"Erinnern ist immer eine Form der Selbsterzählung" - Paidia im Gespräch mit Kevin Mentz

24. September 2013
Abstract: Paidia hat sich mit Kevin Mentz unterhalten, dem Schöpfer des Adventures  ‚Memoria’, das Ende letzten Monats (August 2013) erschienen ist und im Universum des größten deutschen Rollenspiels ‚Das Schwarze Auge’ (DSA) spielt. Doch sprachen wir nicht nur über das Spiel selbst, sondern auch über das Genre des Adventures, über Pen&Paper-Rollenspiele und deren Umsetzung am Computer wie auch über Erzählen und Erinnern als Form der Selbstkonstitution. Das Interview führte Tobias Unterhuber. (In eigener Sache: Dieses Interview ist der erste Beitrag in unserer neuen Kategorie "Paidia im Gespräch", in der wir von nun an immer wieder Interviews zu den uns interessierenden Fragestellungen mit Entwicklern und Wissenschaftlern führen werden.)

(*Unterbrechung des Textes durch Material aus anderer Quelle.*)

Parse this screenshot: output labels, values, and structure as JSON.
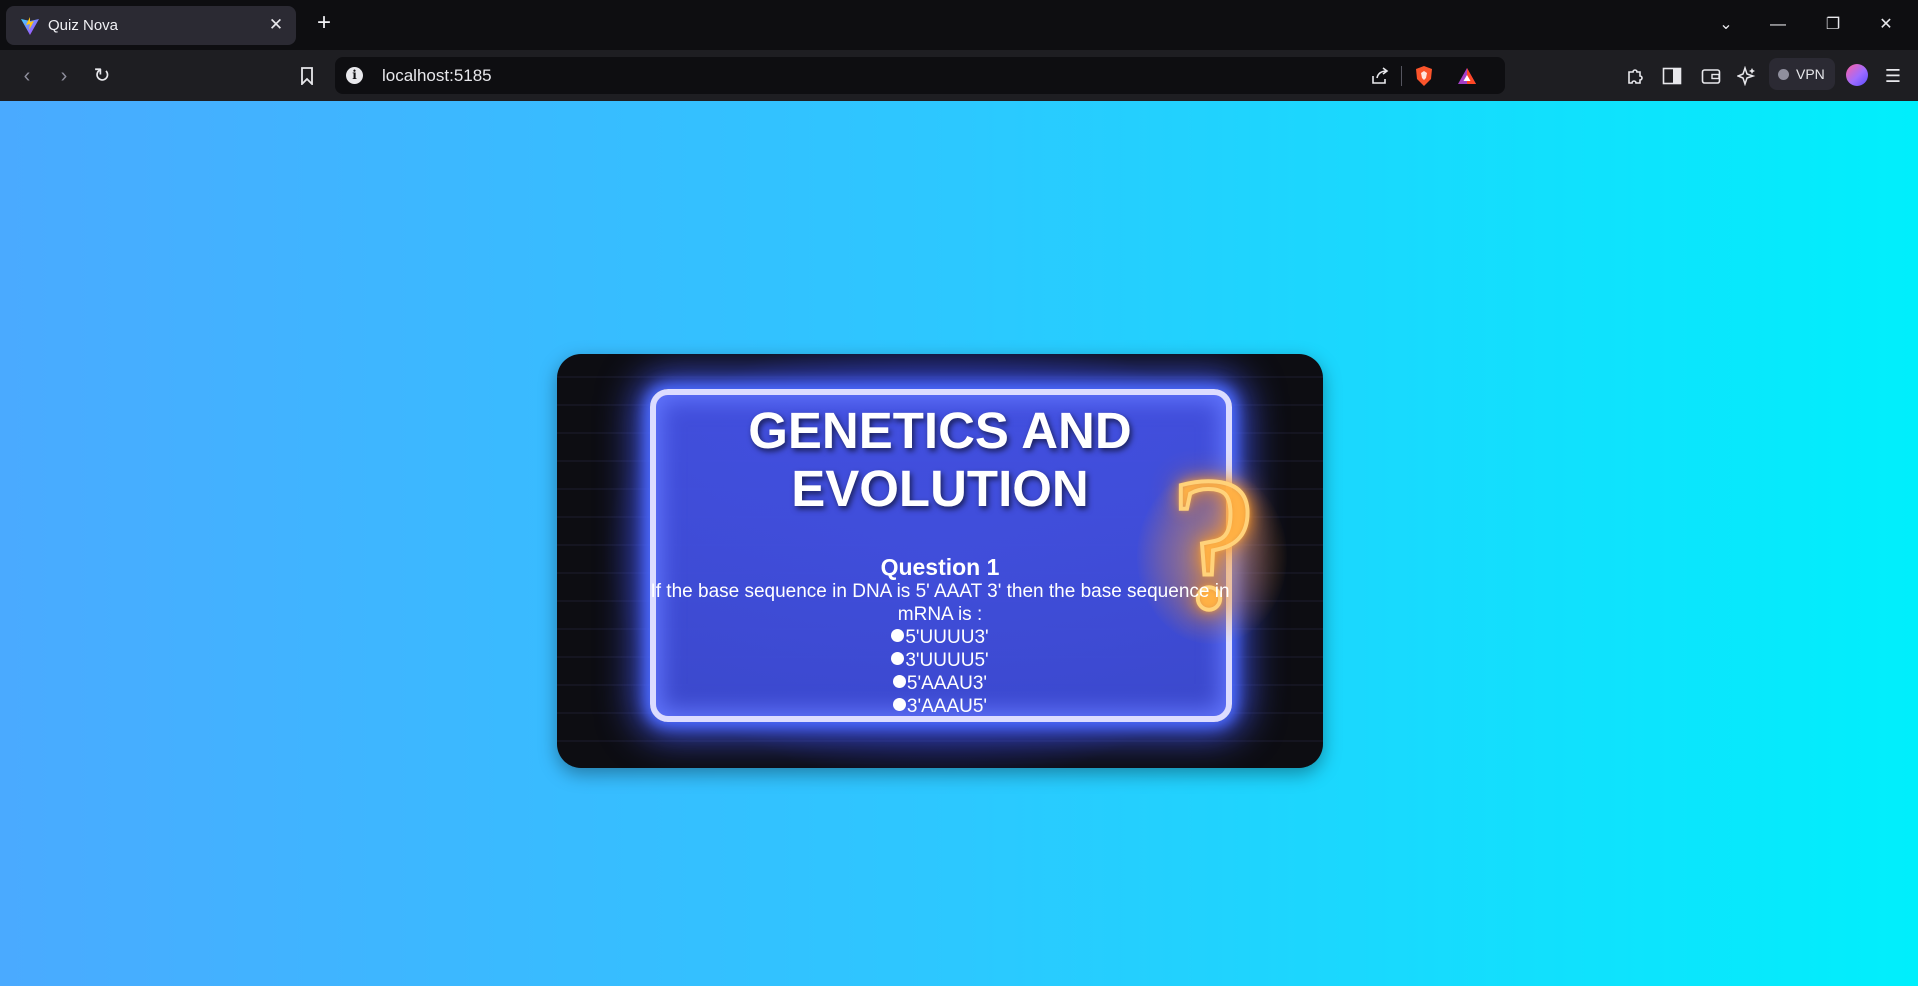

‚Memoria’ ist ein Adventure im Universum des Pen&Paper-Rollenspiels ‚Das Schwarze Auge’. Natürlich scheint es eigentlich intuitiver davon auszugehen, wenn man ein DSA-Computerspiel kreieren möchte, ebenfalls ein Rollenspiel zu produzieren. Was hat euch bei ‚Memoria’ und auch bei seinem Vorgänger ‚Satinavs Ketten’ auf die Idee gebracht, stattdessen ein Adventure zu machen?

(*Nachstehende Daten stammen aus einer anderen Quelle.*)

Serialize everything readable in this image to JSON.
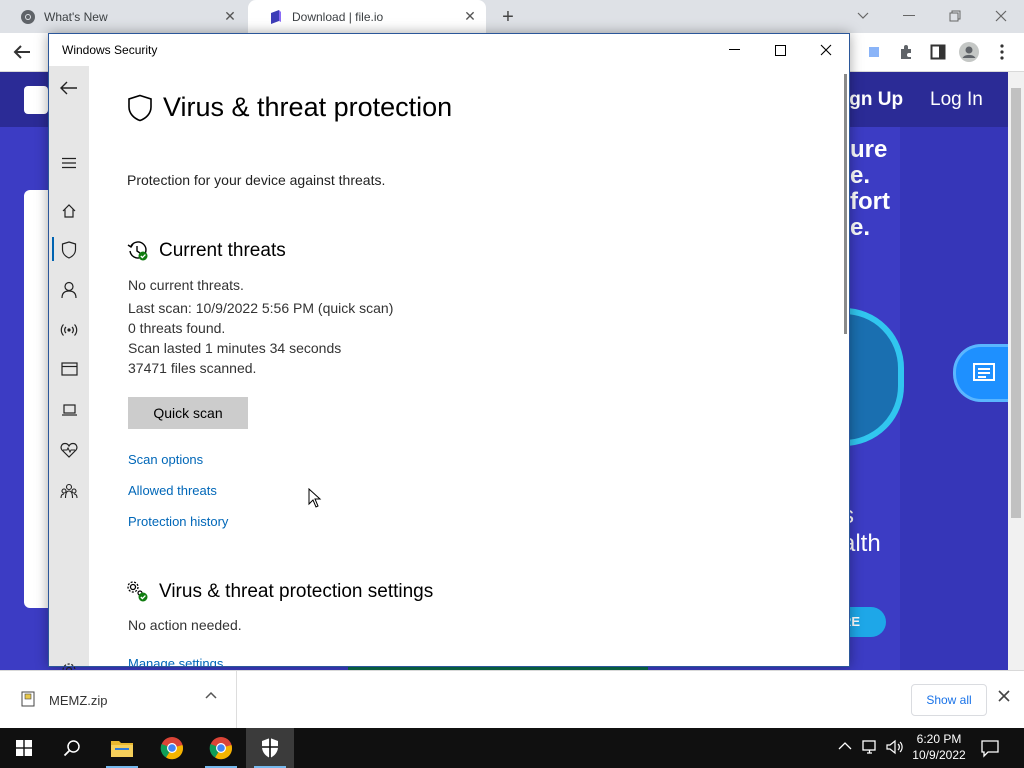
{
  "browser": {
    "tabs": [
      {
        "label": "What's New",
        "active": false
      },
      {
        "label": "Download | file.io",
        "active": true
      }
    ]
  },
  "webpage": {
    "sign_up": "ign Up",
    "log_in": "Log In",
    "hero_lines": [
      "ure",
      "e.",
      "fort",
      "e."
    ],
    "hero_lines2": [
      "s",
      "alth"
    ],
    "cta": "RE"
  },
  "window": {
    "title": "Windows Security",
    "page_title": "Virus & threat protection",
    "page_subtitle": "Protection for your device against threats.",
    "current_threats": {
      "title": "Current threats",
      "status": "No current threats.",
      "last_scan": "Last scan: 10/9/2022 5:56 PM (quick scan)",
      "threats_found": "0 threats found.",
      "duration": "Scan lasted 1 minutes 34 seconds",
      "files_scanned": "37471 files scanned.",
      "quick_scan_button": "Quick scan",
      "links": [
        "Scan options",
        "Allowed threats",
        "Protection history"
      ]
    },
    "settings": {
      "title": "Virus & threat protection settings",
      "status": "No action needed.",
      "link": "Manage settings"
    },
    "nav_icons": [
      "back-icon",
      "menu-icon",
      "home-icon",
      "shield-icon",
      "account-icon",
      "firewall-icon",
      "app-browser-icon",
      "device-security-icon",
      "health-icon",
      "family-icon",
      "settings-icon"
    ]
  },
  "download_bar": {
    "file_name": "MEMZ.zip",
    "show_all": "Show all"
  },
  "taskbar": {
    "time": "6:20 PM",
    "date": "10/9/2022"
  },
  "colors": {
    "accent": "#0067b8",
    "nav_bg": "#e6e6e6",
    "site_bg": "#3c3cc4",
    "taskbar": "#101010"
  }
}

So abwegig finde ich das gar nicht. Auf das generelle Fundament heruntergebrochen besteht ein Pen&Paper-System wie ‚Das Schwarze Auge’ ja zum einen aus einem Regelwerk und einer Datenbank. Das Regel­werk umfasst dabei die Gesetze, nach der ein Spieler seinen Charakter erschafft und das bestimmt, wie erfolgreich er ihn innerhalb der zu Beginn ausgewürfelten Charakterwerte spielen kann. Die Daten­bank beinhaltet dagegen die gesamte Welt, in der er sich anschließend bewegen kann: Welche Monster er trifft, mit welchen Waffen er kämpft, welche "historischen" Figuren ihm begegnen können und wo. Für sich genommen sind die Regeln die Grundlage für das Rollenspiel, während die Datenbank als rohe Masse für jegliche Art von Spiel oder Geschichte dienen kann.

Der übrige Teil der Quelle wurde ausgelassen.